It was mid August the first time I eyed this little place in front of Sant’Orsola Hospital, just outside Porta San Vitale. I promised myself to go as soon as I came back from my holiday but since it’s so close to where I live I kept postponing. Back then they were still in the process of opening but graciously explained to me that that peculiar name simply meant what it suggested: Sicilyn is a fusion restaurant blending Sicily and Japan.
Now, for those of you about to scream “Fusion? That’s so late Nineties!”, go visit a fashion blog bear in mind that Bologna, despite being city of food and temple of fresh pasta, isn’t as strong in the international flavours as it is in the traditional culinary sector. The word “fusion” here mostly means big impersonal suburban places with huge menus and so-called “asian” noodles. In particular, there is clear scarcity (with few notable exceptions but also a couple of overpriced and overvalued destinations) of good Japanese food. So much so that when I moved back from Milan, where the standard is high and sashimi has been the traditional meal for generations of models fist and locals later, I simply stopped eating sushi after some disappointing tentatives.
But Sicilyn looked promising and finally, months after it opened and started creating some buzz around itself, I finally managed to go try it. And again. And again. So I found out that this little, homey, minimal looking place is owned by a couple, Daniele from Sicily and his sweetheart Noriko, from Japan. Daniele is a journalist and filmmaker (together with Mauro Maugeri he made the short A Lu Cielu Chianau that received special recognition from Venice Film Festival’s competition I LOVE G.A.I. ), as well as a self proclaimed foodie with one particular kink: he loves to mix fish and cheese. Noriko is the chef and she also used to run a blog in Japanese about Sicilian culinary art. Until they moved here from Acireale and launched this place, where pistachio and bottarga make love with uramaki e soy sauce.
I like places where the menu is short and the selection concise, especially when most of the food on offer is expressly made. From the hands of Noriko I thus tried salmon gunkan (with soft, delicious fresh salmon, minced onion and radish), sushi with basil pesto, radish and salmon, and with Mazara del Vallo’s shrimps, parsley and capers’ sauce, while my friend had the bagel. Yes, bagel. I said “fusion” may I remind you. And I also said that Daniele has this fetish for fish&cheese. So, if the japanese section is Noriko’s realm, the little bagels’ corner is all by Daniele, and here we can find a couple of interesting combos, in addition to the classical salmon + cream cheese (here enriched by pistachios): anchovies + primosale cheese + olives + minced onion, or buffalo mozzarella + parmesan + shrimps + almonds + rocket sauce + dried tomatoes.

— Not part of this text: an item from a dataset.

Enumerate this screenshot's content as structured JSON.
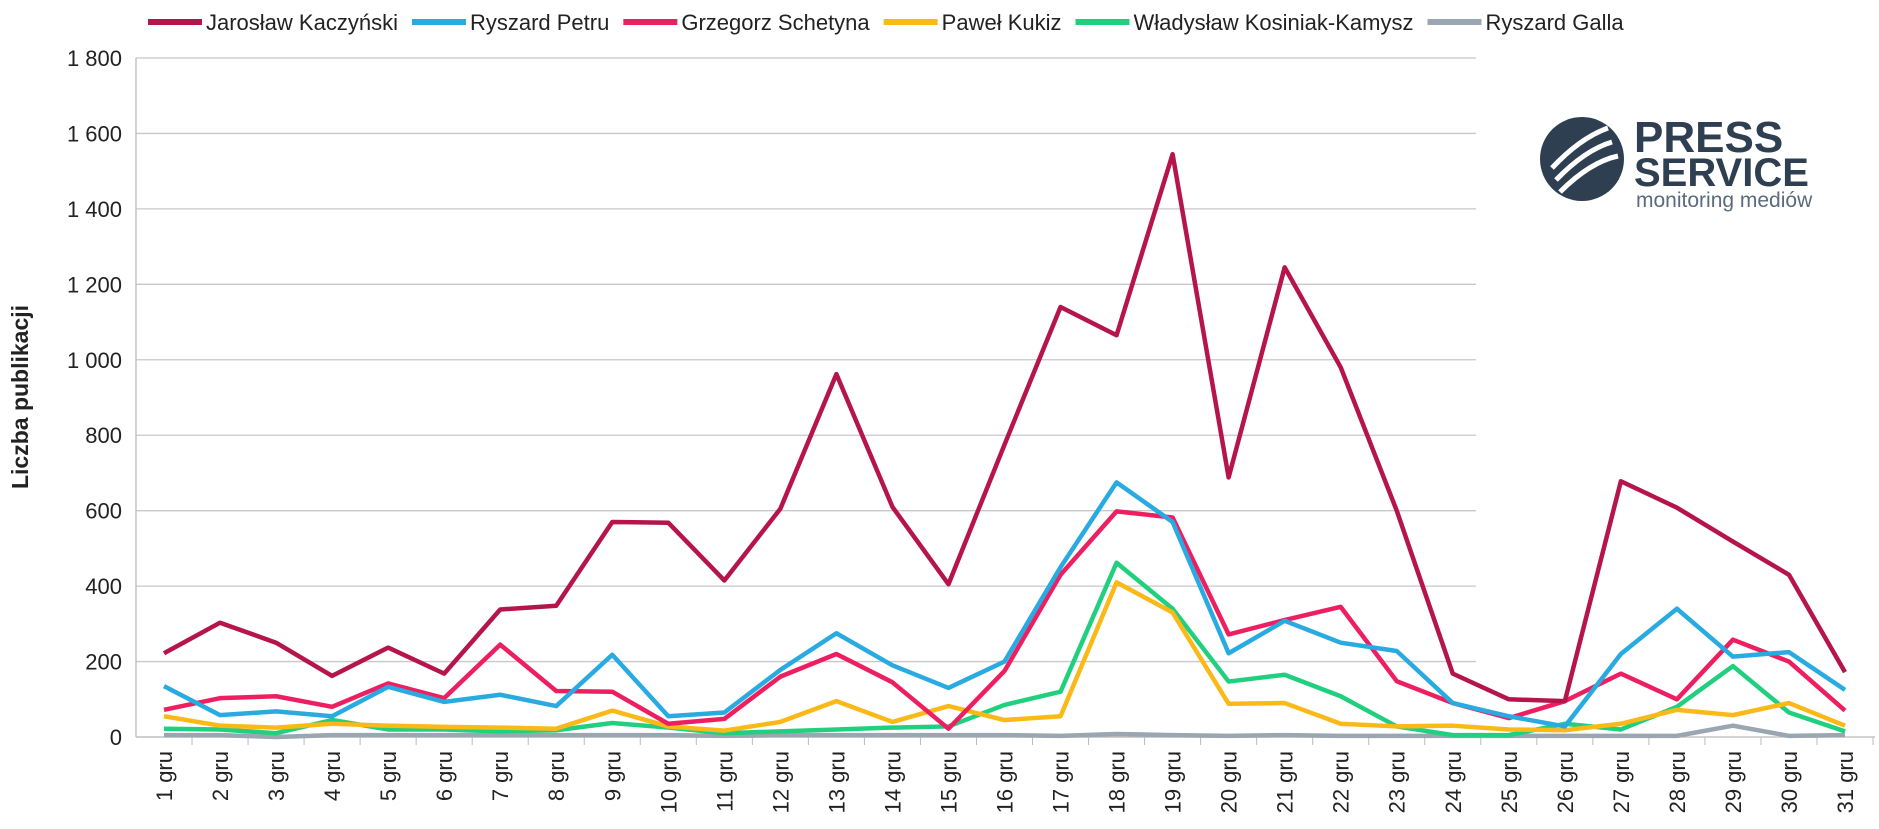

Back to Noriko’s art, there’s still more I’d like to try, such as her very kawai, smiling onigiri (with sesame seeds, tuna and mayo, or with salmon, sesame seeds and mayo), and the tartara with Mazara del Vallo’s shrimps, avocado, cream cheese, pistachio, radish and rocket salad. And if you don’t want to leave the comfort of the old town (Sicilyn is some 100 meters from Porta San Vitale, but as a victim of Old Town Centricity Syndrome I know distances can appear bigger when the force is centrifugal), you can also order a home delivery through Sgnam from January.